The terrible accounts of the torture of people in police custody at an unofficial detention site in Turkey, related by multiple victims in court hearings, reveal how the religious and ideological conviction of the Turkish regime nurtures a dangerous jihadist, xenophobic mindset in the country’s main law enforcement agency, Nordic Monitor reported.
“I found it quite bizarre to hear the mindset that held, ‘You are prisoners of war, your possessions are our spoils, your wives, your daughters are also our wives, remove your [wedding] rings,’ because these are statements of the ISIS [Islamic State in Iraq and Syria] terrorist organization,” said Mehmet Sezgin, a 33-year-old first lieutenant who testified in court on December 12, 2017, revealing brutal torture practices at an Ankara Police Department sports hall that was turned into a makeshift detention site in the aftermath of a failed coup in 2016.
Sezgin had worked in the intelligence section of the Gendarmerie General Command in Ankara, tracking jihadists including ISIS and al-Qaeda militants for years. Yet he was unlawfully detained with no charges, held at an unofficial site for days, tortured and subjected to the ISIS narrative of using women and girls as sex slaves in conflict. He is one of many who experienced the terrible ordeal while in police custody.
The victim statements, corroborated by rare medical reports and photographic evidence, have uncovered how the police officers who systematically tortured detainees often used the narrative employed by ISIS terrorists as justification for inflicting physical and psychological pain on their victims. The recollection of torture and abuse from dozens of victims at the site have also confirmed a growing worry that anti-Semitic and extreme nationalist views, encouraged by senior leadership, took a toll on the 300,000-strong police force in Turkey. Anti-Armenian and anti-Greek slurs were often used by the police in an attempt to vilify and demonize detainees.

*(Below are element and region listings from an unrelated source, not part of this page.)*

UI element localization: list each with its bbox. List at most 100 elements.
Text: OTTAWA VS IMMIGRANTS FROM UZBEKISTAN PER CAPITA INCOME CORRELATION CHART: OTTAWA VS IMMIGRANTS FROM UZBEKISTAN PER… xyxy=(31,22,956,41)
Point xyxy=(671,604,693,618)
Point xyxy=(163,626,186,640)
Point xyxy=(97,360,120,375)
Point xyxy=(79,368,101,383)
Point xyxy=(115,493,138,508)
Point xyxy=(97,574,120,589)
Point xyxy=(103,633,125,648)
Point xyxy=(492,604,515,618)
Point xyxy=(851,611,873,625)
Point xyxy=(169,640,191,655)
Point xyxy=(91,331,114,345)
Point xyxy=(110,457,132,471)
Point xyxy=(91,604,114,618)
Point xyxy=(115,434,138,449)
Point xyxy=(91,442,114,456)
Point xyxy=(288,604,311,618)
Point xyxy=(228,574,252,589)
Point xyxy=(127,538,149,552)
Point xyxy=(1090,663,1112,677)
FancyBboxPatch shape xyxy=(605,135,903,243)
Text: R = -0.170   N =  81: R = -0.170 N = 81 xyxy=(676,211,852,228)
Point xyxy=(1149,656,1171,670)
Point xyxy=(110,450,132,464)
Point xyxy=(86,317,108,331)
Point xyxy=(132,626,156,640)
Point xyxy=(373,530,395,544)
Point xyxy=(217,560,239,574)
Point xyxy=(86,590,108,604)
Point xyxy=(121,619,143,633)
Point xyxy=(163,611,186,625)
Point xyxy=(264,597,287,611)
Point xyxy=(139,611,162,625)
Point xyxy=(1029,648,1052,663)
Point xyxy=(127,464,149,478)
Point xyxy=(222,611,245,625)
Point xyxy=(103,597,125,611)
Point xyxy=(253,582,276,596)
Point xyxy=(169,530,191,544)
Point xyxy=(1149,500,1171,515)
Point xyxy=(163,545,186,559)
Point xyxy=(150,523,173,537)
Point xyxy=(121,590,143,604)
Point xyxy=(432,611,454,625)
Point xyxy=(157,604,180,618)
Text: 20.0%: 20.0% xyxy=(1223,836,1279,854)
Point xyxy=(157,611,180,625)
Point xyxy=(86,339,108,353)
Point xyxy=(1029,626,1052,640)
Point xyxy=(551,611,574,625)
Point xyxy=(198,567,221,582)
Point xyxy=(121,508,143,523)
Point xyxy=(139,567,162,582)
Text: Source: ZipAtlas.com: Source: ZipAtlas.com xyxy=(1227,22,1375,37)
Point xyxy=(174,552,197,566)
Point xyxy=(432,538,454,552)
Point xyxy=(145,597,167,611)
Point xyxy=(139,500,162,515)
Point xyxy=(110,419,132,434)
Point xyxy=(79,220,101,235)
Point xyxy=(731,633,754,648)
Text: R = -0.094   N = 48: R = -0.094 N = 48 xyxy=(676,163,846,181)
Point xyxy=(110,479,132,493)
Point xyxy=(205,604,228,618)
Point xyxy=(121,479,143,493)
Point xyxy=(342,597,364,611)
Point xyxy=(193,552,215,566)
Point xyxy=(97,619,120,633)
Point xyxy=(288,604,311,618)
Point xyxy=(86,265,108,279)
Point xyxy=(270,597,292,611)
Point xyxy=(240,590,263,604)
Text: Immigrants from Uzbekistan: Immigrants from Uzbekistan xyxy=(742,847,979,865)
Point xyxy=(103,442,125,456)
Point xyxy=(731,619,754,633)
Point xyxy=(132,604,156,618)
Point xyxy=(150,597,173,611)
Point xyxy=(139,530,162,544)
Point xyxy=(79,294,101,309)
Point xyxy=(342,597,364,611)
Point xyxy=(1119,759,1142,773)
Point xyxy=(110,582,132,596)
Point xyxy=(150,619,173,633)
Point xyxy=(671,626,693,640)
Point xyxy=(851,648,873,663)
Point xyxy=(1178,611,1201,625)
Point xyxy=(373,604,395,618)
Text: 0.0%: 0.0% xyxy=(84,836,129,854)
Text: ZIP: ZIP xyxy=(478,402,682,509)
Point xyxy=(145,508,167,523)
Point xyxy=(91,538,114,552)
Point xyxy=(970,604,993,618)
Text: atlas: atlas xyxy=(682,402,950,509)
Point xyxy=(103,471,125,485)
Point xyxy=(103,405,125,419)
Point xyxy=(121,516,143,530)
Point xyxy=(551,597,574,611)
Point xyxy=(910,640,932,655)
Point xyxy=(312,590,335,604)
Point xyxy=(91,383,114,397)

It appears the jihadist ideology, promoted by the Islamist government of President Recep Tayyip Erdoğan, helped torturers detach themselves from the reality of seeing their victims as human. In one case a senior general was exposed naked for everybody to see whether he was circumcised, while police were hurling anti-Armenian slurs. Strong anti-Semitic hate speech was directed toward the detainees, with the police often insulting them as ‘the seeds of Jews and bitches.”
During their abusive treatment of detainees, torturers often described the wives, sisters and children of detainees as war spoils. The police threatened victims with the rape and sexual abuse of their wives, sisters and daughters. In one case a female lieutenant was sexually harassed in front of hundreds of naked men and presented as an example of what the police intended to do with the wives and daughters of the detainees.
“Hearing such statements that described the wives and daughters of the detainees as the spoils of war like ISIS does hurt me more than the murder threats I received from many officers who were assigned to work at the detention site,” Sezgin told the judges as he continued to relate what he experienced at the torture site, according to the transcript of the court hearing. For nine days, he was tortured, beaten and abused by police officers who took turns in shifts to continue to inflict severe pain on detainees who were stripped to their underwear, deprived of food and water, and denied medical treatment for their injuries for days.
Police abuse even continued in the courthouse when they were waiting for their arraignment after days of torture. If they did not repeat false statements they were forced to sign under torture at the site and complained about the police practices, they were threatened with more severe torture after the hearing. Several police officers who abused them at the detention site were also present in the courtroom, putting more pressure on the victims to continue lying. According to Sezgin, the police kept shouting at them in the hall of the courthouse, saying: “You are in our hands now. We will kill you, you will all die. Your spouse, your assets are our [war] spoils.” There were bar-appointed lawyers present when the police leveled such vile slurs, but they were also terrified of saying anything to the police, he said.
Sezgin was one of many unsuspecting officers who were detained en masse in Turkey’s false flag coup attempt on July 15, 2016, which was orchestrated by President Erdoğan and his intelligence and military chiefs to transform the parliamentary democracy in Turkey into an authoritarian regime. He was taken into police custody with complete disregard for the protections under due process and fair trial provisions. As he was being detained by the police at the Gendarmerie General Command headquarters where he used to work, he thought he would be killed because his colleague, Capt. Yasin Özdemir, had been shot to death by a police sniper after he had given himself up, had no firearms on him and his hands were in the air.